One day a lion went hunting with fox, a jackal, and a wolf. After hunting for a long time, they killed an adult male deer.
Now the question arose as to how the game would be divided among four. The lion was very direct in approach, “Divide the stag into four parts. The first part is mine as I am the king of the jungle; the second also is mine since I am the judge in this case; and the third should be given to me for my part in the chase. The last part is for you both. You can share it equally.” Frighten of the Lions might, the team of animals did not dare.
Dear friend, is not this the kind of temptation that many startup entrepreneur face? Temptation to satisfy self with the lion share and especially when one has a wrong estimation of the value he or she is bringing into the startup team. Egotism is a common attribute of startup entrepreneurs that eventually lost the business early.

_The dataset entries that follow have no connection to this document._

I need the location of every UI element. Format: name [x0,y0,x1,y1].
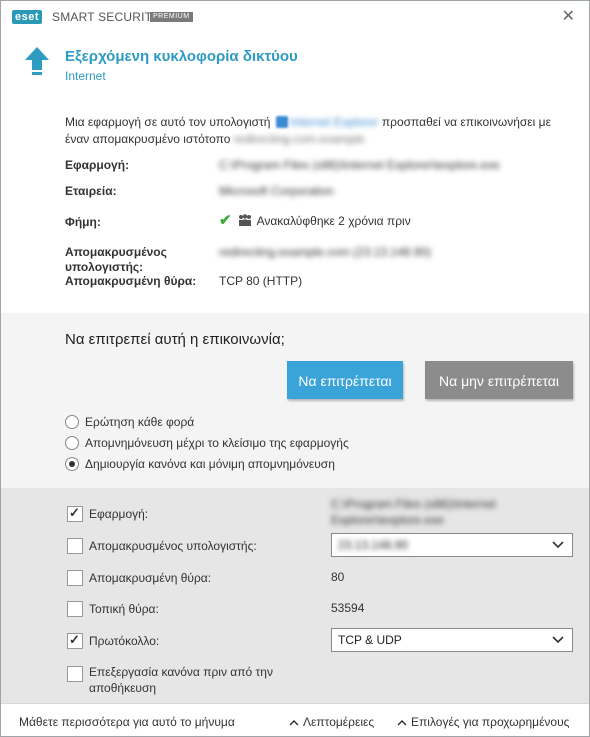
rule-local-port-label: Τοπική θύρα: [89,602,159,616]
rule-panel: Εφαρμογή: C:\Program Files (x86)\Interne… [1,488,589,703]
rule-application-value: C:\Program Files (x86)\Internet Explorer… [331,497,496,527]
header-title: Εξερχόμενη κυκλοφορία δικτύου [65,48,298,65]
arrow-up-icon [25,47,49,75]
application-value: C:\Program Files (x86)\Internet Explorer… [219,158,500,172]
protocol-dropdown[interactable]: TCP & UDP [331,628,573,652]
company-label: Εταιρεία: [65,184,117,198]
remote-host-dropdown-value: 23.13.148.90 [338,538,409,552]
header-subtitle: Internet [65,69,106,83]
decision-question: Να επιτρεπεί αυτή η επικοινωνία; [65,331,285,348]
edit-rule-checkbox[interactable] [67,666,83,682]
chevron-down-icon [552,541,564,549]
chevron-down-icon [552,636,564,644]
local-port-checkbox[interactable] [67,601,83,617]
rule-edit-label: Επεξεργασία κανόνα πριν από την αποθήκευ… [89,664,273,696]
allow-button[interactable]: Να επιτρέπεται [287,361,403,399]
radio-label: Δημιουργία κανόνα και μόνιμη απομνημόνευ… [85,457,335,471]
remote-host-checkbox[interactable] [67,538,83,554]
rule-remote-host-label: Απομακρυσμένος υπολογιστής: [89,539,257,553]
chevron-up-icon [397,719,407,726]
remote-site-name: redirecting.com.example [233,132,365,146]
radio-label: Απομνημόνευση μέχρι το κλείσιμο της εφαρ… [85,436,349,450]
protocol-dropdown-value: TCP & UDP [338,633,402,647]
reputation-value: Ανακαλύφθηκε 2 χρόνια πριν [256,214,411,228]
app-icon [275,116,288,128]
radio-button[interactable] [65,415,79,429]
decision-panel: Να επιτρεπεί αυτή η επικοινωνία; Να επιτ… [1,313,589,488]
radio-button[interactable] [65,457,79,471]
info-message-part1: Μια εφαρμογή σε αυτό τον υπολογιστή [65,115,271,129]
learn-more-link[interactable]: Μάθετε περισσότερα για αυτό το μήνυμα [19,715,235,729]
reputation-label: Φήμη: [65,215,101,229]
remote-host-label: Απομακρυσμένος υπολογιστής: [65,245,167,274]
eset-logo: eset [12,10,43,24]
remote-port-checkbox[interactable] [67,570,83,586]
footer: Μάθετε περισσότερα για αυτό το μήνυμα Λε… [1,703,589,736]
rule-protocol-label: Πρωτόκολλο: [89,634,160,648]
info-message: Μια εφαρμογή σε αυτό τον υπολογιστή Inte… [65,114,575,148]
dialog-window: eset SMART SECURITY PREMIUM ✕ Εξερχόμενη… [0,0,590,737]
reputation-value-row: ✔ Ανακαλύφθηκε 2 χρόνια πριν [219,213,411,229]
rule-remote-port-value: 80 [331,570,345,584]
rule-edit-label-line1: Επεξεργασία κανόνα πριν από την [89,665,273,679]
premium-badge: PREMIUM [150,12,193,22]
rule-local-port-value: 53594 [331,601,365,615]
check-icon: ✔ [219,212,232,229]
details-label: Λεπτομέρειες [303,715,375,729]
title-bar: eset SMART SECURITY PREMIUM ✕ [1,1,589,35]
details-link[interactable]: Λεπτομέρειες [289,715,374,729]
application-checkbox[interactable] [67,505,83,522]
application-label: Εφαρμογή: [65,158,130,172]
product-name: SMART SECURITY [52,10,161,24]
company-value[interactable]: Microsoft Corporation [219,184,334,199]
remote-host-dropdown[interactable]: 23.13.148.90 [331,533,573,557]
app-name-link[interactable]: Internet Explorer [290,115,379,129]
remote-port-value: TCP 80 (HTTP) [219,274,303,288]
rule-application-label: Εφαρμογή: [89,507,149,521]
remote-host-value: redirecting.example.com (23.13.148.90) [219,245,432,259]
remote-port-label: Απομακρυσμένη θύρα: [65,274,197,288]
deny-button[interactable]: Να μην επιτρέπεται [425,361,573,399]
advanced-options-link[interactable]: Επιλογές για προχωρημένους [397,715,569,729]
rule-edit-label-line2: αποθήκευση [89,681,157,695]
rule-remote-port-label: Απομακρυσμένη θύρα: [89,571,212,585]
chevron-up-icon [289,719,299,726]
close-icon[interactable]: ✕ [562,8,575,26]
advanced-options-label: Επιλογές για προχωρημένους [411,715,570,729]
radio-label: Ερώτηση κάθε φορά [85,415,195,429]
people-icon [238,214,251,226]
radio-button[interactable] [65,436,79,450]
protocol-checkbox[interactable] [67,632,83,649]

Let me make it clear that an entrepreneur organises, operate venture, and assume much of the risk. An entrepreneur is a system thinker. She has focus on both the business processes and the team who makes the venture processes work. She is a leader of people and manager of materials. When a person focuses only on herself, skill and finance, then she is a self-employee passing as an entrepreneur. The sense of “it is mine and I can do it, as I like” makes organisation difficult to retain associates and qualitative workers.
In my quest for system development and interaction with entrepreneurs, I see this pattern of poor leadership skill that compelled partners and workers to move out of venture in anger to startup another venture. Although many of those who moved out commit the same error and the circle of business failure continues.

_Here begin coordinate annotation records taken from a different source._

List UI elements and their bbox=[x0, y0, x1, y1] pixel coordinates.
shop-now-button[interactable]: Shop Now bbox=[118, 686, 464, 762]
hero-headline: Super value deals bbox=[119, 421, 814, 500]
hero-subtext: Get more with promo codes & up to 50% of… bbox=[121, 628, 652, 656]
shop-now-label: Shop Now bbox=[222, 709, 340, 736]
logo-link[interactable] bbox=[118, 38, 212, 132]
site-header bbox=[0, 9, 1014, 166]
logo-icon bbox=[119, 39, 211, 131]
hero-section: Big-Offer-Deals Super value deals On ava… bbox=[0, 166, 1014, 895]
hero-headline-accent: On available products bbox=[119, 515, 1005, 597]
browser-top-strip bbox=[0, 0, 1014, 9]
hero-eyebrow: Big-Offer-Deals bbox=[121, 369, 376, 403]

Some time it is difficult to notice early that your team have lost interest in the enterprise but are around until they find alternative. In some organisations, the line manager’s poor leadership skill and self-centre attitude can frustrate your best workers out of the enterprise. There is a pattern I have seen among many businesses both that indicates people are no longer committed. Follow me to view the pattern as I describe it below.
The closing time is 5PM.
At 4:00pm, everybody is clearing the desk because it is just an hour until the highlight of the day. They were clearing the tables because they did not want anything to impede their progress when leaving the building.
At 4:30pm, they move away from the desk, going around to different section of the offices and strategically saying goodbye in attitude. They will do that because they do not want to do relationship stuff on their way out but rather do it on company time.

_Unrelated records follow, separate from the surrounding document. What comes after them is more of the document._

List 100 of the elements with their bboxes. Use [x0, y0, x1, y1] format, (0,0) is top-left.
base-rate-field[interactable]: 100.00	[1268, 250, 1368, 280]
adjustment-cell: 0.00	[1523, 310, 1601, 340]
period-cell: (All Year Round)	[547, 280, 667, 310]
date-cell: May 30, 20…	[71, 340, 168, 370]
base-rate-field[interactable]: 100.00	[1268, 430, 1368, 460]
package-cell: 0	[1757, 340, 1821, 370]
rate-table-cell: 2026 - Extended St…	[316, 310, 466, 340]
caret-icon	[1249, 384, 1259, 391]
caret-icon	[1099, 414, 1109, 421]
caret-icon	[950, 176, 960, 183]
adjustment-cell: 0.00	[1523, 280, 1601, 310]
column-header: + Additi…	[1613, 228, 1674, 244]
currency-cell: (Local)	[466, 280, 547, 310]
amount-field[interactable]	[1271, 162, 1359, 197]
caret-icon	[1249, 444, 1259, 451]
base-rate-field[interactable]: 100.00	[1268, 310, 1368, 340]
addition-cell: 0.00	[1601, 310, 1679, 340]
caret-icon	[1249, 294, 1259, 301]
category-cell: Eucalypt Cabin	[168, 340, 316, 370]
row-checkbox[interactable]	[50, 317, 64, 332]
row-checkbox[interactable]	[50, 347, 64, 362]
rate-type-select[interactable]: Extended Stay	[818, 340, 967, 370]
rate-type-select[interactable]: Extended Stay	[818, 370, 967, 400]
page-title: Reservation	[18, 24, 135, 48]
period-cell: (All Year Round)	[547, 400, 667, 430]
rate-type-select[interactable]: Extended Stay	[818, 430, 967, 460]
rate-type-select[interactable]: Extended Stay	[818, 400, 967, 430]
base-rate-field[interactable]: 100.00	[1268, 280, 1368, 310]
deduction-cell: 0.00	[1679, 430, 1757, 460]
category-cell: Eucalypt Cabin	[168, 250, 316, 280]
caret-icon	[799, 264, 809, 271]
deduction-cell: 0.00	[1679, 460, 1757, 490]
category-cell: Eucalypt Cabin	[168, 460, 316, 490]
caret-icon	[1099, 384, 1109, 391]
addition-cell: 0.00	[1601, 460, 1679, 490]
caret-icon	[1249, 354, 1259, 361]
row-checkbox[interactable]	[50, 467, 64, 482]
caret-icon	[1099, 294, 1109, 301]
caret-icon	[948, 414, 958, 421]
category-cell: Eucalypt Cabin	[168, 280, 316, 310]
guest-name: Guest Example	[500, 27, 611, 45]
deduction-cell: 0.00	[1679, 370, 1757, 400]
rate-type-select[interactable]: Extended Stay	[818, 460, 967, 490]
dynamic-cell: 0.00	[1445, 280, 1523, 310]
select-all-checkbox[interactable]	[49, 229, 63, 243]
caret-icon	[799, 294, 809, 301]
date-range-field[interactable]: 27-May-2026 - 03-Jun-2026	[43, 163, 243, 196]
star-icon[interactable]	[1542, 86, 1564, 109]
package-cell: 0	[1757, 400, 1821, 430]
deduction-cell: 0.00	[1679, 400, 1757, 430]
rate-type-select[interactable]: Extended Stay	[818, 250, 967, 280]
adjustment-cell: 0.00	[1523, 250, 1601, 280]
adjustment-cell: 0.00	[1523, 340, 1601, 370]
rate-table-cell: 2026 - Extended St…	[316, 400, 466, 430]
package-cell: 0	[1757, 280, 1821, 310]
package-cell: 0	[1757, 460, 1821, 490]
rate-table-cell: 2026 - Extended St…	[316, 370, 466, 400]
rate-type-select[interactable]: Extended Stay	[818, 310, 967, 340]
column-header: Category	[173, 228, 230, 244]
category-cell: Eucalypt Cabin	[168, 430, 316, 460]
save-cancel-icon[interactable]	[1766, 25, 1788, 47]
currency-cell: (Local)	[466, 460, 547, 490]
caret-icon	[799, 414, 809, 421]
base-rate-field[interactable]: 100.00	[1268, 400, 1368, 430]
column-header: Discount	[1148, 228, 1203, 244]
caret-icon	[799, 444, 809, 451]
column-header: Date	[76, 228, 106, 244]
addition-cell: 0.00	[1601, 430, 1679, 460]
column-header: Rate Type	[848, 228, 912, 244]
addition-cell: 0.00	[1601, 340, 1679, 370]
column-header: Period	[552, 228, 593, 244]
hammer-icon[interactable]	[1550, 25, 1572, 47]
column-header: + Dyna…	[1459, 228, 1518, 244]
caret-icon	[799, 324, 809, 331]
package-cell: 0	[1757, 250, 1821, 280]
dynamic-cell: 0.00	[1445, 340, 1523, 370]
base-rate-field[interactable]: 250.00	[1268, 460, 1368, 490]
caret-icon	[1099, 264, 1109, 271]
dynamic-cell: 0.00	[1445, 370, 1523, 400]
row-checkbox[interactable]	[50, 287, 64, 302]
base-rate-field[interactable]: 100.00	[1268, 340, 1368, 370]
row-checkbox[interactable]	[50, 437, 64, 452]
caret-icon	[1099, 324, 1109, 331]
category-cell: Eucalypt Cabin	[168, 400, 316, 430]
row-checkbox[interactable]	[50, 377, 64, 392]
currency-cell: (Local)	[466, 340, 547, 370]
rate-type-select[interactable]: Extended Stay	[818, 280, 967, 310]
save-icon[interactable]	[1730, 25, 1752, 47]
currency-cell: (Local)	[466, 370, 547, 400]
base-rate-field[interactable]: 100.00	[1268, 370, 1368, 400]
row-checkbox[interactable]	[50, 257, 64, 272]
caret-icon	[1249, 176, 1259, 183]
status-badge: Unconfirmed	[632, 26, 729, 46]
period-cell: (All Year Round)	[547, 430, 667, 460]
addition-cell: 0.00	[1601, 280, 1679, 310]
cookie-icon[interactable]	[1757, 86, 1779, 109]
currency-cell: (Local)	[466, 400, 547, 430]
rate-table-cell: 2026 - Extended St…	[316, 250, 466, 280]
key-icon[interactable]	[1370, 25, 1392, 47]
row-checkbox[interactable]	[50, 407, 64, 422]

At 4:50pm, they visit the rest room to pee on the company’s time.
At 4:55pm, they are changing shoes and ready to put on “track shoes” because the race is set and on the mark like sprinter.
At 5:00 pm, everybody is gone. You look into the office and car park at 5:10pm to see that everybody is gone. It is so amazing! How could people leave at the same time so fast?
Let me balance it, leaving office at close time is not bad but the attitude of everybody wanting to escape the unpleasant environment speaks volume of a dysfunctional system.
This type of scene is one among other indicators which shows that people are not motivated in that organisation. Conversely, when people work for a happy place they will likely put in extra time for success of the venture. Why do church workers sacrificially work and business firm workers rush out? This could be because it is “Our Church” as against “My Company” in business world.
There is need to change the game in business too. There is need to put value on people who show up to help fulfil business objective. The promise must exceed salary package and move on to a place that help workers fulfil potential. There is need for new corporate promise for team members.
In the recent time, I looked at banks performances in Nigeria and discovered that among the top three performances is one that spread reward and profit sharing from Managing director down to lowest officer in the bank. It also has one of the lowest turnover rates.
In this generation, entrepreneur must become game changer who influence people, gives hope, and reward appropriately the team that makes success happen. Where there is a high turnover of employees is likely an entrepreneur with an attitude of Lion share. In such organisation, succession and continuity is always difficult to achieve.